Horor yang Lagi-lagi Gagal

Dua dari lima film terlaris di Indonesia itu bergenre horor. Bisa dibilang, genre horor itu menjanjikan kesuksesan box office.
Di sana ada KKN di Desa Penari hingga Pengabdi Setan. Dua film yang digilai penonton.
Namun, isu berbeda terjadi di Hollywood. Film horor lagi-lagi gak mencapai kesuksesan besar, terutama di musim penghargaan.
33 tahun sejak The Silence of the Lambs, gak ada lagi genre horor yang menang film terbaik Academy Awards. Harapan besar pada The Substance pun gagal diraih tahun ini.
The Silence of the Lambs pada 1992 meraih Best Picture, Best Adapted Screenplay, Best Director, Best Actor dan Best Actress. Film garapan Jonathan Demme itu jadi satu dari tiga film yang pernah menyapu bersih lima kategori paling prestisius itu di Oscar, bersama It Happened One Night dan One Flew Over the Cuckoo's Nest.
Film yang dibintangi Anthony Hopkins dan Jodie Foster itu, gak bisa disangkal sebagai film bergenre horor. Meski banyak pakar melabeli film itu dengan genre lain. Bahkan ada yang menyebut itu film bergenre kriminal, meski belakangan makin tipis memang perbedaan antara horor, thriller, kriminal dan laga.
Sutradara dan akademisi, Rebekah McKendry, seperti dilansir dari BBC, menyebut hal itu nyata terjadi.
"Sering kita lihat, ketika sebuah film horor berhasil meraih prestasi tingkat atas, genrenya dalam liputan media akan bergeser," ungkapnya.

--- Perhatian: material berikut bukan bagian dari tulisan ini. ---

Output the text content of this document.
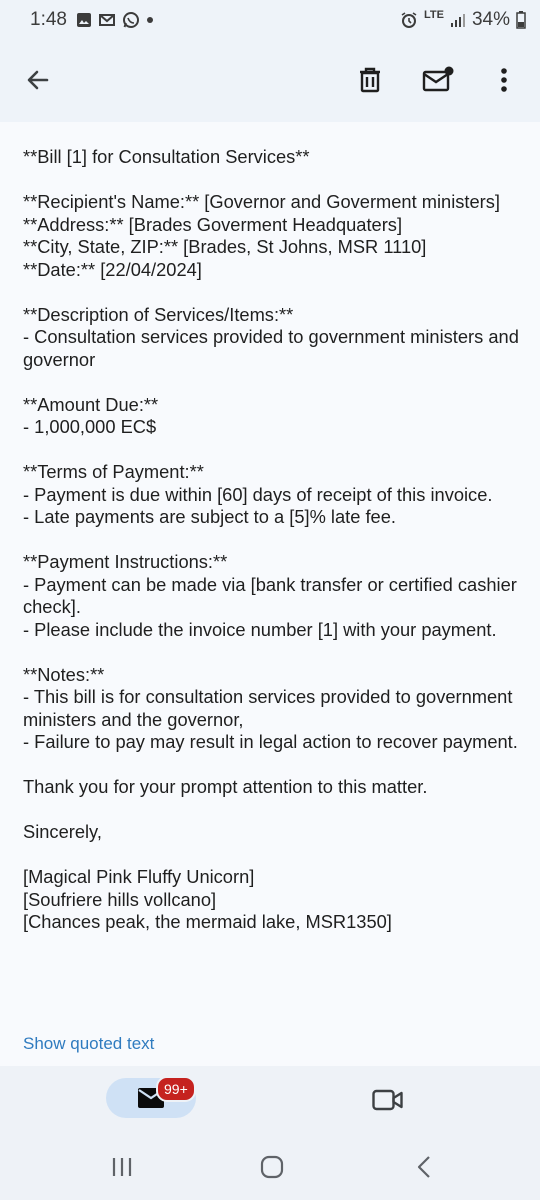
1:48	LTE 34%

**Bill [1] for Consultation Services**

**Recipient's Name:** [Governor and Goverment ministers]
**Address:** [Brades Goverment Headquaters]
**City, State, ZIP:** [Brades, St Johns, MSR 1110]
**Date:** [22/04/2024]

**Description of Services/Items:**
- Consultation services provided to government ministers and governor

**Amount Due:**
- 1,000,000 EC$

**Terms of Payment:**
- Payment is due within [60] days of receipt of this invoice.
- Late payments are subject to a [5]% late fee.

**Payment Instructions:**
- Payment can be made via [bank transfer or certified cashier check].
- Please include the invoice number [1] with your payment.

**Notes:**
- This bill is for consultation services provided to government ministers and the governor,
- Failure to pay may result in legal action to recover payment.

Thank you for your prompt attention to this matter.

Sincerely,

[Magical Pink Fluffy Unicorn]
[Soufriere hills vollcano]
[Chances peak, the mermaid lake, MSR1350]

Show quoted text
99+
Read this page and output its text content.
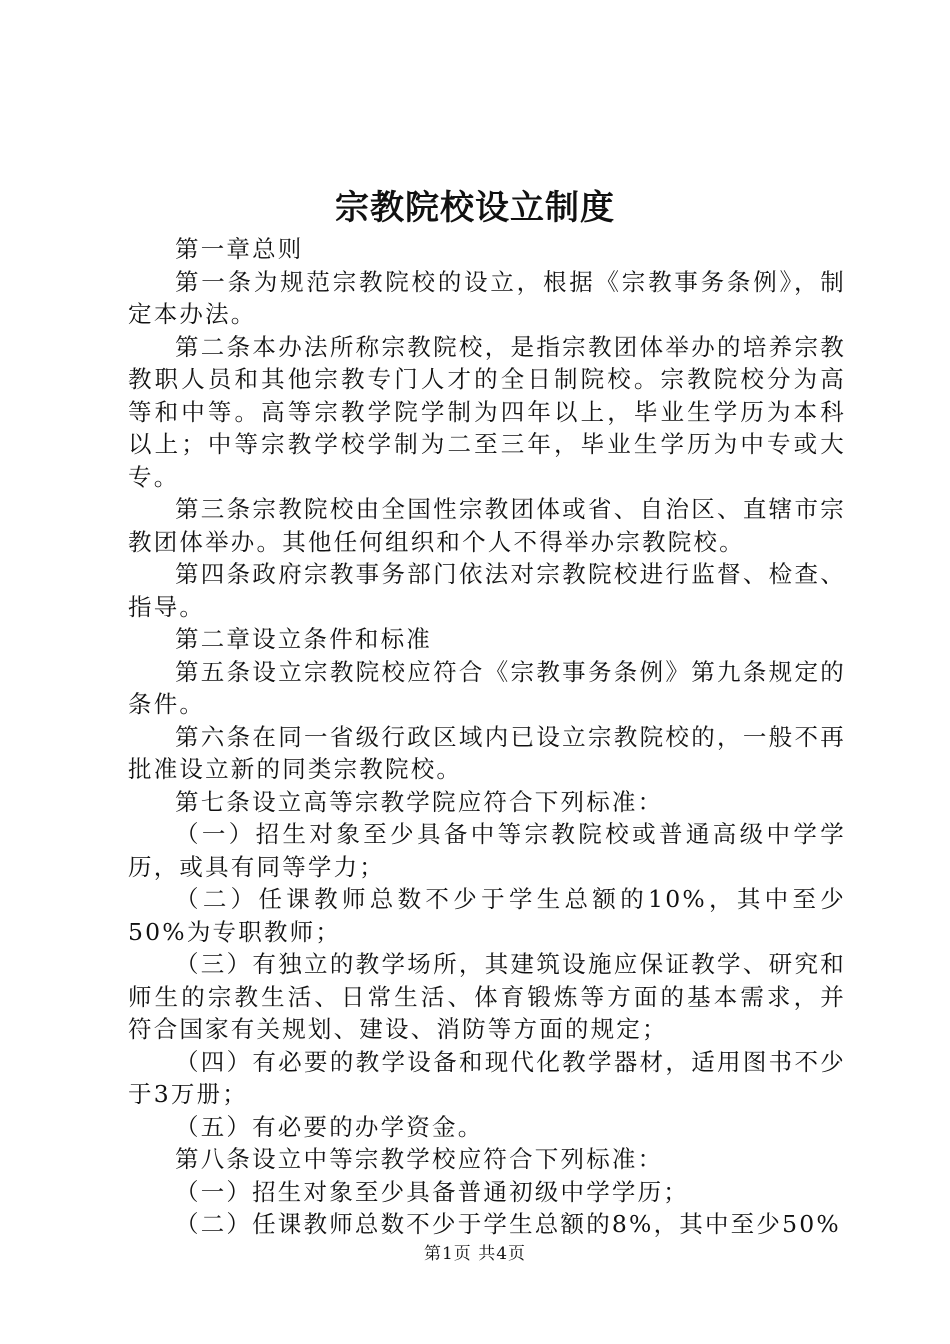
宗教院校设立制度

第一章总则

第一条为规范宗教院校的设立，根据《宗教事务条例》，制定本办法。

第二条本办法所称宗教院校，是指宗教团体举办的培养宗教教职人员和其他宗教专门人才的全日制院校。宗教院校分为高等和中等。高等宗教学院学制为四年以上，毕业生学历为本科以上；中等宗教学校学制为二至三年，毕业生学历为中专或大专。

第三条宗教院校由全国性宗教团体或省、自治区、直辖市宗教团体举办。其他任何组织和个人不得举办宗教院校。

第四条政府宗教事务部门依法对宗教院校进行监督、检查、指导。

第二章设立条件和标准

第五条设立宗教院校应符合《宗教事务条例》第九条规定的条件。

第六条在同一省级行政区域内已设立宗教院校的，一般不再批准设立新的同类宗教院校。

第七条设立高等宗教学院应符合下列标准：

（一）招生对象至少具备中等宗教院校或普通高级中学学历，或具有同等学力；

（二）任课教师总数不少于学生总额的10%，其中至少50%为专职教师；

（三）有独立的教学场所，其建筑设施应保证教学、研究和师生的宗教生活、日常生活、体育锻炼等方面的基本需求，并符合国家有关规划、建设、消防等方面的规定；

（四）有必要的教学设备和现代化教学器材，适用图书不少于3万册；

（五）有必要的办学资金。

第八条设立中等宗教学校应符合下列标准：

（一）招生对象至少具备普通初级中学学历；

（二）任课教师总数不少于学生总额的8%，其中至少50%

第1页 共4页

Menurutnya, banyak pihak yang meremehkan film horor sebagai film murahan. Gara-gara cap itu, gak sedikit yang memandang film horor itu bukan sebagai sumber seni karena konyol dan minim pesan.
Kalau soal itu, ada banyak bukti yang menunjukkan film horor juga punya banyak pesan sosial di dalamnya. Sebut saja kayak satir menyeramkan Get Out yang rilis 2017, film yang bikin Jordan Peele jadi orang kulit hitam pertama pemenang penghargaan Best Original Screenplay.
Lalu ada Hereditary karya Ari Aster yang dirilis 2018. Film itu menerima 52 penghargaan dan 113 nominasi, meski luput dari nominasi Oscar atau Golden Globes.
"Seorang ibu yang stres dalam krisis paruh baya, trauma kehilangan orang tua dan kemudian seorang anak, jadi korban sesuatu dari dunia lain yang gak bisa dijelaskan sepenuhnya, dan kemudian berubah jadi monster itu sendiri," kata McKendry mempertebal pesan dari Hereditary.
Tahun ini, The Substance juga gagal jadi yang terbaik di Oscar. Film yang dibintangi Demi Moore itu padahal punya pesan besar soal tekanan masyarakat terhadap perempuan.
Sutradara Coralie Fargeat mengangkat premis yang gak asing, tapi dengan sentuhan yang aneh. Film ini merupakan pandangan tentang kewanitaan, kecantikan dan penuaan dalam budaya yang terobsesi banget sama citra.
Godaan yang mendesak itu berujung pada transformasi yang belum pernah terpikirkan sebelumnya. Film ini berdarah-darah, banyak adegan prostesis yang menjijikkan, tapi justru absurditas itu menegaskan inti The Substance, bahwa standar kecantikan bersifat sewenang-wenang dan absurd.